I have changed my reverse proxy from nginx to Caddy due to the simpler HTTPS configuration. It worked very well out of the box however, there are times where Caddy suddenly stop listening to port 80 and all the websites being served by caddy is inaccessible from the external network(tested from the port open tool). The weird thing is that caddy serves port 80 normally in the internal network, where the most of the DNS are pointed to the Caddy web server, port 80 seems to be open.
I tried restarting the Caddy service but to no avail. A simple restart of the linux server where Caddy is solves the problem. Does anyone knows what happened and why this issue will occur?
Not working from the external network, but working from the internal one, would seem to implicate the edge firewall. But if it works again after resetting the Caddy host server itself, that points to its own firewall instead. Do you have any software on the host that interacts with the firewall?
Apparently the only firewall on the linux instance is the default UFW preinstalled. Even after disabling it, port 80 is still closed externally. Everything seems to be working fine until now since I restarted it yesterday. Not sure when this random closing of port will happen again.
I tried to look in the logs but it seems like the logs are not working. I edited default log file on the stock serviced file to be saved to /etc/caddy/access.log but seems like it doesn’t work.
Some new development, upon notification of port 80 being down I got this on the log.
That is traffic being forwarded from the firewall. Ports 80 & 443 are fully open. This only happens randomly though.
The IP of the log I posted was the external IP address, I just had another error log similar to what I posted but was the IP of the linux instance that hosted Caddy.
That log indicates that Caddy is receiving traffic on port 80 just fine.
Specifically, that message is given when a client connects to Caddy, but requests a Host for which you have no site configured (e.g., you only have example.com in the Caddyfile, but the client requests google.com or perhaps no Host at all).
When this happens, Caddy returns Status 404 with the body 404 Site [Host] is not served on this interface.
Thanks for the explanation, so that is not really useful in solving this issue.
After reading through the forums and searching on google, I found that many people are experiencing issues with this and all of them are using serviced. I ran caddy directly and it was very stable, being able to go on more than 24 hours without dropping traffic.
However, 15 mins ago traffic was dropped once again without any apparent reason with no indications on the logs or whatsoever:
This serviced? (Sorry, Googling this one was a bit difficult…)
And do you have any other monitoring services checking this particular Caddy host? Can we rule out some issue between UptimeRobot and Caddy on serviced specifically?
Does browsing to the site manually also fail while the monitor is reporting the downtime (I think you said a port testing tool shows it is closed externally when this happens)?
I apologise for the typo, it’s systemd. I followed the instruction to run caddy as a service so that it auto starts after restarts.
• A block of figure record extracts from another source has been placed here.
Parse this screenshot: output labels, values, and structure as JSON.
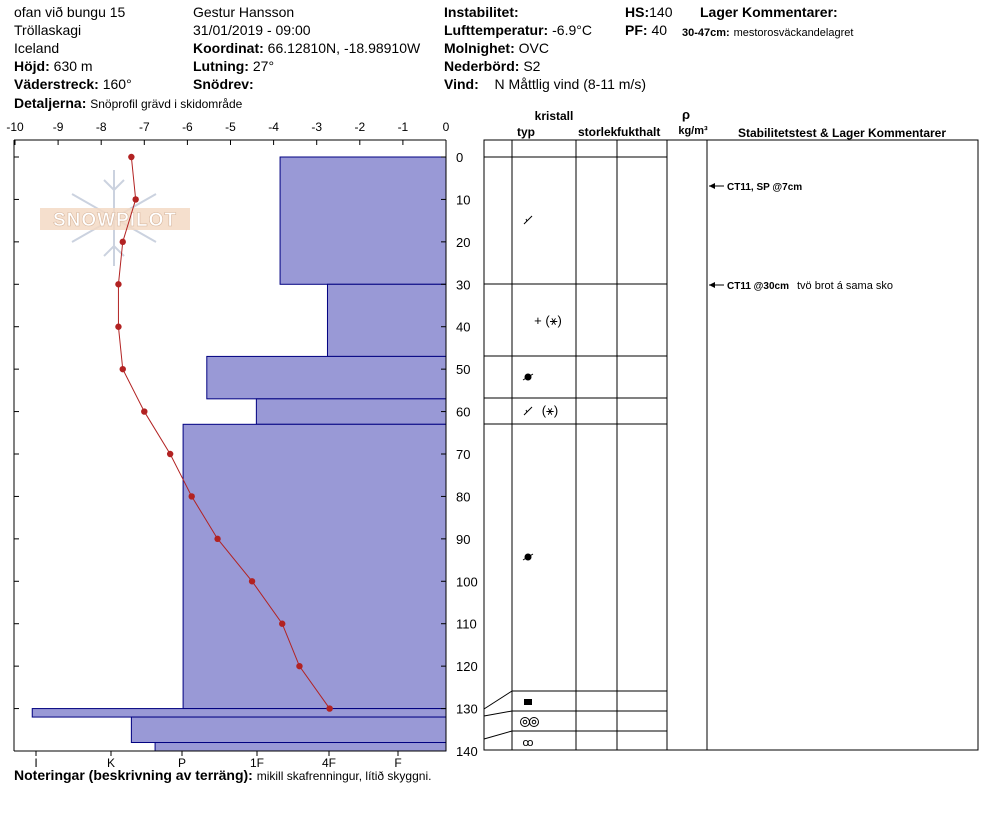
{
  "header": {
    "location": "ofan við bungu 15",
    "region": "Tröllaskagi",
    "country": "Iceland",
    "elevation_label": "Höjd:",
    "elevation_value": "630 m",
    "aspect_label": "Väderstreck:",
    "aspect_value": "160°",
    "details_label": "Detaljerna:",
    "details_value": "Snöprofil grävd i skidområde",
    "observer": "Gestur Hansson",
    "datetime": "31/01/2019 - 09:00",
    "coord_label": "Koordinat:",
    "coord_value": "66.12810N, -18.98910W",
    "slope_label": "Lutning:",
    "slope_value": "27°",
    "snowdrift_label": "Snödrev:",
    "snowdrift_value": "",
    "stability_label": "Instabilitet:",
    "stability_value": "",
    "airtemp_label": "Lufttemperatur:",
    "airtemp_value": "-6.9°C",
    "sky_label": "Molnighet:",
    "sky_value": "OVC",
    "precip_label": "Nederbörd:",
    "precip_value": "S2",
    "wind_label": "Vind:",
    "wind_value": "N Måttlig vind (8-11 m/s)",
    "hs_label": "HS:",
    "hs_value": "140",
    "pf_label": "PF:",
    "pf_value": "40",
    "layer_comments_label": "Lager Kommentarer:",
    "layer_comment_range": "30-47cm:",
    "layer_comment_text": "mestorosväckandelagret"
  },
  "footer": {
    "notes_label": "Noteringar (beskrivning av terräng):",
    "notes_value": "mikill skafrenningur, lítið skyggni."
  },
  "logo": {
    "text": "SNOWPILOT"
  },
  "table": {
    "col_kristall": "kristall",
    "col_typ": "typ",
    "col_storlek": "storlek",
    "col_fukthalt": "fukthalt",
    "col_rho": "ρ",
    "col_rho_unit": "kg/m³",
    "col_comments": "Stabilitetstest & Lager Kommentarer"
  },
  "tests": [
    {
      "depth": 7,
      "label": "CT11, SP @7cm",
      "comment": ""
    },
    {
      "depth": 30,
      "label": "CT11 @30cm",
      "comment": "tvö brot á sama sko"
    }
  ],
  "colors": {
    "hardness_fill": "#9999d6",
    "hardness_stroke": "#000080",
    "temperature": "#b22222"
  },
  "chart_data": {
    "type": "snow-profile",
    "temp_axis": {
      "ticks": [
        "-10",
        "-9",
        "-8",
        "-7",
        "-6",
        "-5",
        "-4",
        "-3",
        "-2",
        "-1",
        "0"
      ],
      "range": [
        -10,
        0
      ]
    },
    "depth_axis": {
      "ticks": [
        "0",
        "10",
        "20",
        "30",
        "40",
        "50",
        "60",
        "70",
        "80",
        "90",
        "100",
        "110",
        "120",
        "130",
        "140"
      ],
      "range": [
        0,
        140
      ]
    },
    "hardness_axis": {
      "ticks": [
        "I",
        "K",
        "P",
        "1F",
        "4F",
        "F"
      ]
    },
    "temperature_profile": [
      {
        "depth": 0,
        "temp": -7.3
      },
      {
        "depth": 10,
        "temp": -7.2
      },
      {
        "depth": 20,
        "temp": -7.5
      },
      {
        "depth": 30,
        "temp": -7.6
      },
      {
        "depth": 40,
        "temp": -7.6
      },
      {
        "depth": 50,
        "temp": -7.5
      },
      {
        "depth": 60,
        "temp": -7.0
      },
      {
        "depth": 70,
        "temp": -6.4
      },
      {
        "depth": 80,
        "temp": -5.9
      },
      {
        "depth": 90,
        "temp": -5.3
      },
      {
        "depth": 100,
        "temp": -4.5
      },
      {
        "depth": 110,
        "temp": -3.8
      },
      {
        "depth": 120,
        "temp": -3.4
      },
      {
        "depth": 130,
        "temp": -2.7
      }
    ],
    "hardness_layers": [
      {
        "top": 0,
        "bottom": 30,
        "value": 3.85
      },
      {
        "top": 30,
        "bottom": 47,
        "value": 2.75
      },
      {
        "top": 47,
        "bottom": 57,
        "value": 5.55
      },
      {
        "top": 57,
        "bottom": 63,
        "value": 4.4
      },
      {
        "top": 63,
        "bottom": 130,
        "value": 6.1
      },
      {
        "top": 130,
        "bottom": 132,
        "value": 9.6
      },
      {
        "top": 132,
        "bottom": 138,
        "value": 7.3
      },
      {
        "top": 138,
        "bottom": 140,
        "value": 6.75
      }
    ],
    "crystal_layers": [
      {
        "top": 0,
        "bottom": 30,
        "grain": "decomposing"
      },
      {
        "top": 30,
        "bottom": 47,
        "grain": "+ (⚹)"
      },
      {
        "top": 47,
        "bottom": 57,
        "grain": "rounded"
      },
      {
        "top": 57,
        "bottom": 63,
        "grain": "decomposing (⚹)"
      },
      {
        "top": 63,
        "bottom": 130,
        "grain": "rounded"
      },
      {
        "top": 130,
        "bottom": 132,
        "grain": "faceted"
      },
      {
        "top": 132,
        "bottom": 138,
        "grain": "melt-freeze"
      },
      {
        "top": 138,
        "bottom": 140,
        "grain": "depth-hoar"
      }
    ]
  }
}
I am monitoring through 2 services namely pingdom & uptime robot. I have one monitoring config doing a constant ping with the external IP address and it is up when the port 80 was reported down.
For previous incidents where caddy is run through system, I suspected that there be a false positive from uptime robot side and tried accessing the websites, they are down indeed.
The latest downtime is less than 30 seconds, which is too short for me to test if it is a false positive or not. I’ll keep this thread updated should there be any more incidents of this issue.
Stapling lets Caddy retrieve an OCSP response verifying the certificate revocation status and pin it to the certificate as it’s presented, so clients won’t need to make the additional request themselves to make sure the certificate is still valid.
I don’t believe OCSP stapling can be disabled. The server resource cost of stapling is negligible in the extreme.